Gericht: Bayerisches Oberstes Landesgericht
Beschluss verkündet am 10.04.2001
Aktenzeichen: 4Z BR 23/00
Rechtsgebiete: InsO, SGB I


Vorschriften:

InsO § 1
InsO § 114 Abs. 2
InsO § 96 Abs. 1 Nr. 2
SGB I § 52
Die Gläubigergleichbehandlung (§ 1 InsO) geht bei drohender oder eingetretener Zahlungsunfähigkeit der Verwaltungsvereinfachung und engen Zusammenarbeit der Sozialleistungsträger (§ 52 SGB I) vor.
Bayerisches Oberstes Landesgericht BESCHLUSS

Der 4. Zivilsenat des Bayerischen Obersten Landesgerichts hat unter Mitwirkung des Vorsitzenden Richters Jaggy sowie der Richter Kehrstephan und Heiss

am 10. April 2001

in dem Insolvenzverfahren

pp.

beschlossen:

Tenor:

I. Der Beschwerdeführerin wird gegen die Versäumung der Frist zur Einlegung der sofortigen weiteren Beschwerde und zur Beantragung der Zulassung dieses Rechtsmittels auf ihren Antrag Wiedereinsetzung in den vorigen Stand gewährt.

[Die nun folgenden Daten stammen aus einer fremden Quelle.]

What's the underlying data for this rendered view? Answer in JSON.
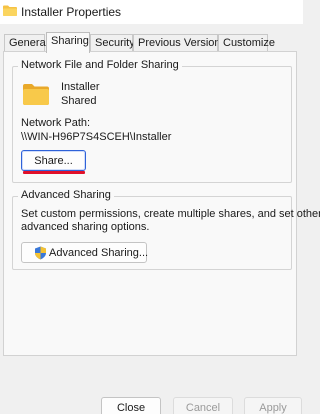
{
  "window": {
    "title": "Installer Properties"
  },
  "tabs": [
    {
      "label": "General"
    },
    {
      "label": "Sharing"
    },
    {
      "label": "Security"
    },
    {
      "label": "Previous Versions"
    },
    {
      "label": "Customize"
    }
  ],
  "network_sharing": {
    "legend": "Network File and Folder Sharing",
    "folder_name": "Installer",
    "status": "Shared",
    "path_label": "Network Path:",
    "path_value": "\\\\WIN-H96P7S4SCEH\\Installer",
    "share_button": "Share..."
  },
  "advanced_sharing": {
    "legend": "Advanced Sharing",
    "description_line1": "Set custom permissions, create multiple shares, and set other",
    "description_line2": "advanced sharing options.",
    "button": "Advanced Sharing..."
  },
  "footer": {
    "close": "Close",
    "cancel": "Cancel",
    "apply": "Apply"
  },
  "colors": {
    "annotation_underline": "#e0102a",
    "folder": "#f6c244"
  },
  "icons": {
    "title": "folder-icon",
    "share_folder": "folder-icon",
    "advanced_button": "uac-shield-icon"
  }
}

II. Das Rechtsmittel wird zugelassen.

III. Die sofortige weitere Beschwerde gegen den Beschluß des Landgerichts Amberg vom 19. Oktober 2000 wird als unbegründet zurückgewiesen.

IV. Die Beschwerdeführerin hat die Kosten des Verfahrens der weiteren Beschwerde und der Wiedereinsetzung zu tragen.

V. Der Wert des Verfahrens der weiteren Beschwerde wird auf 2.374,80 DM festgesetzt.

I.

1. In dem auf Antrag des Schuldners mit dem Ziel der Restschuldbefreiung vor dem Amtsgericht Ende 1999 eingeleiteten Verfahren auf Eröffnung des Verbraucherinsolvenzverfahrens erhob die Beschwerdeführerin Einwendungen im sinne von § 308 Abs. 1 Satz 1, § 309 Abs. 1 Satz 2 Nr. 2 InsO gegen den vom Schuldner vorgelegten Schuldenbereinigungsplan, der für alle Gläubiger eine Befriedigungsquote von 8,878 % vorsieht. Auf Antrag des Schuldners ersetzte das Insolvenzgericht mit Beschluß vom 20.3.2000 die von der Beschwerdeführerin verweigerte Zustimmung. Gegen den ihr am 28.3.2000 zugestellten Beschluß legte die Beschwerdeführerin am 4.4.2000 sofortige Beschwerde ein, der das Insolvenzgericht nicht abhalf und die das Landgericht mit Beschluß vom 19.10.2000 als unbegründet zurückwies.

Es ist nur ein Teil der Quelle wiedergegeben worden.